Die internationalen "Alt Wien"-Kindergärten müssen auf städtische Förderungen verzichten (Symbolbild).

Foto: APA/HERBERT NEUBAUER

Wien – Die Stadt Wien hat einen Fördermittelstopp über den Privatkindergartenbetreiber "Alt Wien – Muku – Arge für multikulturelle Kindergartenpädagogik" verhängt. Bei einer "ausführlichen Wirtschaftsprüfung" sei festgestellt worden, dass Fördergelder widmungswidrig verwendet worden seien, gab das Büro von Stadträtin Sandra Frauenberger (SPÖ) am Montag der APA bekannt.

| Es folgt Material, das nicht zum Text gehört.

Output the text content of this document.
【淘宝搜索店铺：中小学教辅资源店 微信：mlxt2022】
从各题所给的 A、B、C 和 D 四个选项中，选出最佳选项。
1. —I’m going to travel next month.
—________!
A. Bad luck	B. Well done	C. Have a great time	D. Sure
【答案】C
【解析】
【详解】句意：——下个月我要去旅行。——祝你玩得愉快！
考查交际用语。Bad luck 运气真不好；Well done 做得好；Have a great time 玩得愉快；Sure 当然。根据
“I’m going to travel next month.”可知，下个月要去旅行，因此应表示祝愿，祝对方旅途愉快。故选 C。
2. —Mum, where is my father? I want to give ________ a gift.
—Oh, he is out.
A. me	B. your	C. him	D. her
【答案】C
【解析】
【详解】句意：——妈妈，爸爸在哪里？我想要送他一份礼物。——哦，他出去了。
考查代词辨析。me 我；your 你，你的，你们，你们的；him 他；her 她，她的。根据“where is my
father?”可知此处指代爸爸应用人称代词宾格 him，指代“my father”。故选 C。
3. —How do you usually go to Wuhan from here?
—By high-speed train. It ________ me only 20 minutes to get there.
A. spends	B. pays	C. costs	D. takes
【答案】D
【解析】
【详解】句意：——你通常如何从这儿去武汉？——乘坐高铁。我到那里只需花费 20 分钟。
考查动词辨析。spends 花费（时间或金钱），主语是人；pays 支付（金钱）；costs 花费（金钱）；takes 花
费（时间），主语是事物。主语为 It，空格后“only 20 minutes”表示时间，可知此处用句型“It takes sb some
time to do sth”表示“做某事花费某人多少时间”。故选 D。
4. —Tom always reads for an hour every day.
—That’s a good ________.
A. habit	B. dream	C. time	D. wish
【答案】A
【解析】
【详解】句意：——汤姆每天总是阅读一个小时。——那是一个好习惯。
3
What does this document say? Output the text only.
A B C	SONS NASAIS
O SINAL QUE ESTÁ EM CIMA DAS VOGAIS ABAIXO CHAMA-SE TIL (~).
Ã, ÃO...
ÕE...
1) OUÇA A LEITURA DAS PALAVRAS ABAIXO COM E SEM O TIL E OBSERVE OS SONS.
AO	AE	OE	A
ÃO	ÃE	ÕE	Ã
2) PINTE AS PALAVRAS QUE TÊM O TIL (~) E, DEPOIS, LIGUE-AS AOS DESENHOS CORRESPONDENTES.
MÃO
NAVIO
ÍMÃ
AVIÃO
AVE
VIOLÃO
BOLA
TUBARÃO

"Alt Wien" betreibt Einrichtungen an 33 Standorten und ist laut Frauenbergers Büro für die Betreuung von 2.276 Kindern zuständig. Die Stadt betonte, dass man sich dafür eingesetzt habe, eine Lösung mit dem Betreiber zu finden, sodass kein Kind seinen Kindergartenplatz verliere. Eine verhandelte Lösung sei schlussendlich vom Verein nicht aufgegriffen worden.

Weiterführung ungewiss

Aufgrund "des zunehmend nichtkooperativen Verhaltens" der Verantwortlichen habe sich die MA 10 – sie ist für die Prüfung der Mittelverwendung zuständig – gezwungen gesehen, "die Auszahlung der Fördermittel bis auf weiteres einzustellen und eine Rückzahlungsforderung nach derzeitigem Wissensstand in Millionenhöhe einzuleiten".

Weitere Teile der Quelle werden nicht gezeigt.